Année après année, avant et surtout après le trou noir de la fin des années septante, le trompettiste américain a donné neuf concerts à Montreux. On nous en promet l’intégrale en 20 DVD pour la rentrée. L’année de sa mort, il s’y est même prêté à un exercice qui lui répugnait. Revisiter son travail. En l’occurrence, son répertoire des années 50 imaginé en compagnie de Gil Evans. Avec en maître de cérémonie, un fameux Quincy Jones, qui passe depuis tous ses débuts d’été au Festival de Montreux.

Miles Davis disait qu’il «préférerait mourir plutôt que de jouer cette merde du passé». Pressentiment? Certitude de sa fin prochaine? Le concert restera en tout cas dans les annales de Montreux et alentours (Miles & Quincy Live at Montreux). C’est à un exercice proche mais en rien similaire auquel se sont attelés trois «enfants de Miles» mercredi.

Du neuf

Sous l’impulsion du bassiste Marcus Miller, simplement impérial, le pianiste Herbie Hancock et le saxophoniste Wayne Shorter ont offert avec le trompettiste Sean Jones et le très efficace batteur Sean Rickman un de leur huit Tribute to Miles prévus cet été dans les festivals européens. Aucune redite ni copier-coller dans leur approche, mais le plus bel hommage qui pouvait être rendu au fils de dentiste. L’expression de leur liberté.

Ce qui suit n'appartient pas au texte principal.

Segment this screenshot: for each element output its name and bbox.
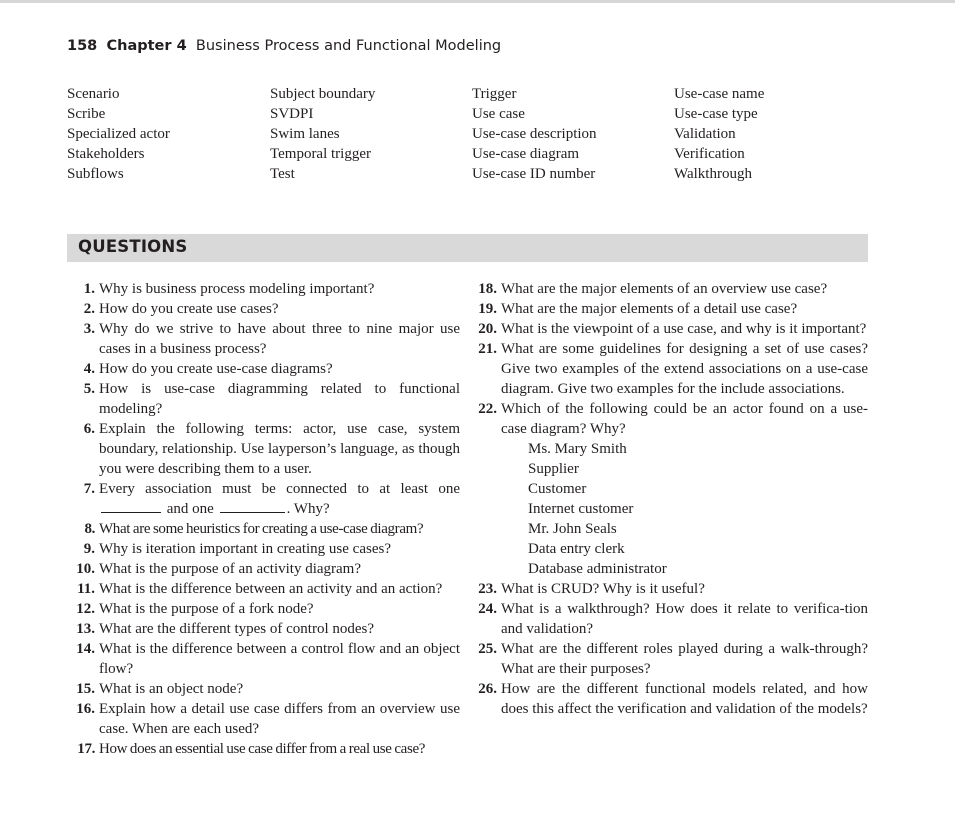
key-term: Use-case diagram [472,146,580,162]
answer-option: Mr. John Seals [528,521,617,537]
question-number: 6. [83,421,95,437]
question-number: 25. [478,641,497,657]
question-number: 23. [478,581,497,597]
question-number: 4. [83,361,95,377]
question-number: 20. [478,321,497,337]
key-term: Test [270,166,295,182]
question-number: 24. [478,601,497,617]
key-term: Use-case type [674,106,758,122]
key-term: Swim lanes [270,126,340,142]
question-number: 21. [478,341,497,357]
question-item [475,319,868,339]
chapter-label: Chapter 4 [106,38,187,54]
question-item [73,739,460,759]
question-number: 13. [76,621,95,637]
question-number: 7. [83,481,95,497]
question-item [73,679,460,699]
question-text: How are the different functional models related, and how does this affect the verification and validation of the models? [501,681,868,717]
top-rule [0,0,955,3]
question-item [73,359,460,379]
question-item [73,599,460,619]
question-text: What is the viewpoint of a use case, and why is it important? [501,321,867,337]
key-terms-column-1 [67,84,170,184]
question-number: 2. [83,301,95,317]
question-text: Why is iteration important in creating use cases? [99,541,391,557]
key-term: Verification [674,146,745,162]
question-number: 22. [478,401,497,417]
question-number: 1. [83,281,95,297]
question-text: Which of the following could be an actor found on a use-case diagram? Why? [501,401,868,437]
question-text: What is an object node? [99,681,244,697]
question-text: Why do we strive to have about three to nine major use cases in a business process? [99,321,460,357]
key-term: Trigger [472,86,517,102]
key-term: SVDPI [270,106,314,122]
fill-in-blank [220,500,285,513]
page-number: 158 [67,38,98,54]
running-header [67,38,501,54]
fill-in-blank [101,500,161,513]
questions-heading: QUESTIONS [78,237,188,256]
question-item [73,379,460,419]
key-term: Specialized actor [67,126,170,142]
question-text: Explain how a detail use case differs from an overview use case. When are each used? [99,701,460,737]
question-item [475,299,868,319]
question-text: What is a walkthrough? How does it relate to verifica-tion and validation? [501,601,868,637]
questions-column-left [73,279,460,759]
question-item [73,419,460,479]
key-term: Temporal trigger [270,146,371,162]
question-item [73,519,460,539]
question-item [475,599,868,639]
question-text: . Why? [286,501,330,517]
question-text: How does an essential use case differ from a real use case? [99,741,426,757]
chapter-title: Business Process and Functional Modeling [195,38,502,54]
question-number: 26. [478,681,497,697]
question-item [73,619,460,639]
question-text: Explain the following terms: actor, use case, system boundary, relationship. Use layperson’s language, as though you were describing them to a user. [99,421,460,477]
question-text: What is the purpose of an activity diagram? [99,561,361,577]
question-item [73,559,460,579]
answer-option: Customer [528,481,587,497]
question-text: How is use-case diagramming related to functional modeling? [99,381,460,417]
questions-column-right [475,279,868,719]
question-text: What are the different roles played during a walk-through? What are their purposes? [501,641,868,677]
question-number: 12. [76,601,95,617]
key-term: Scribe [67,106,106,122]
answer-option: Database administrator [528,561,667,577]
question-text: What are some guidelines for designing a set of use cases? Give two examples of the extend associations on a use-case diagram. Give two examples for the include associations. [501,341,868,397]
question-number: 15. [76,681,95,697]
key-term: Scenario [67,86,120,102]
question-number: 9. [83,541,95,557]
question-text: How do you create use-case diagrams? [99,361,333,377]
key-term: Validation [674,126,736,142]
question-text: What is the difference between an activity and an action? [99,581,443,597]
question-item [475,399,868,439]
question-text: Why is business process modeling important? [99,281,375,297]
key-term: Use case [472,106,525,122]
key-term: Use-case ID number [472,166,596,182]
question-text: Every association must be connected to at least one [99,481,460,497]
answer-option: Ms. Mary Smith [528,441,627,457]
question-text: What is the difference between a control flow and an object flow? [99,641,460,677]
question-item [73,319,460,359]
question-item [73,279,460,299]
question-item [73,699,460,739]
question-item [73,299,460,319]
answer-option: Internet customer [528,501,634,517]
answer-option: Supplier [528,461,579,477]
question-text: How do you create use cases? [99,301,279,317]
question-item [73,539,460,559]
question-text: What are the major elements of an overview use case? [501,281,828,297]
question-number: 18. [478,281,497,297]
question-number: 19. [478,301,497,317]
question-text: What are the major elements of a detail use case? [501,301,798,317]
key-terms-column-3 [472,84,597,184]
question-number: 16. [76,701,95,717]
question-item [73,579,460,599]
question-number: 11. [77,581,95,597]
question-number: 3. [83,321,95,337]
question-text: What are the different types of control nodes? [99,621,375,637]
answer-option: Data entry clerk [528,541,625,557]
key-terms-column-4 [674,84,764,184]
question-text: What are some heuristics for creating a use-case diagram? [99,521,424,537]
key-term: Stakeholders [67,146,145,162]
question-number: 8. [84,521,95,537]
key-term: Use-case name [674,86,765,102]
question-item [475,679,868,719]
question-item [475,339,868,399]
question-item [73,639,460,679]
question-number: 14. [76,641,95,657]
question-text: and one [166,501,214,517]
question-item [475,579,868,599]
key-term: Walkthrough [674,166,752,182]
question-number: 5. [83,381,95,397]
questions-heading-bar [67,234,868,262]
key-terms-column-2 [270,84,375,184]
question-number: 10. [76,561,95,577]
question-item [475,279,868,299]
question-item [73,479,460,519]
question-item [475,639,868,679]
question-text: What is CRUD? Why is it useful? [501,581,705,597]
key-term: Use-case description [472,126,597,142]
question-number: 17. [77,741,95,757]
key-term: Subflows [67,166,124,182]
key-term: Subject boundary [270,86,376,102]
question-text: What is the purpose of a fork node? [99,601,314,617]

Herbie Hancock déclarait à un journaliste que Miles avait été «le meilleur professeur du monde parce qu’il nous encourageait à trouver les réponses par nous-mêmes. (…) Son héritage, c’est son influence sur les gens qui ont travaillé avec lui, et j’en suis un.»

Au lieu d’une relecture des thèmes davisiens, le quintet, très uni, complice bien que pas tout à fait rodé, a rendu une copie pas conforme. Un travail de recréation inspiré. Etirant ici un tempo à l’origine rapide, explosant là une balade. A la ritournelle Jean-Pierre, Miller et Cie ont offert une complexité amusée, une rythmique frôlant le hip-hop et des voix samplées caressées par Hancock sur son clavier.

Tutu, assaisonné d’un brin de dissonance, a été honoré au pas de charge. So What s’est mué en folie funky, trompette bouchée et sax en sagex. Partout des surprises, la citation d’un thème apparaissant dans un autre, partout la course de l’amateur pour reconnaître l’original. Figureront sur la setlist In a Silent Way, plusieurs titres de l’album Miles Smiles et des jalons de toute la carrière de Miles.

Bémols aussi

Dans l’esprit, le souffle, la liberté d’action et de forme, l’auditeur aurait pu mercredi se croire revenu au plus novateur de la période électrique de Miles, vers 1969-71. La nécessité en moins peut-être. Mais la poésie, l’imagination et l’énergie bien au rendez-vous. La première heure du concert a d’ailleurs pris la forme d’un continuum, presque une symphonie, avec une dizaines de thèmes de Miles comme autant de mouvements.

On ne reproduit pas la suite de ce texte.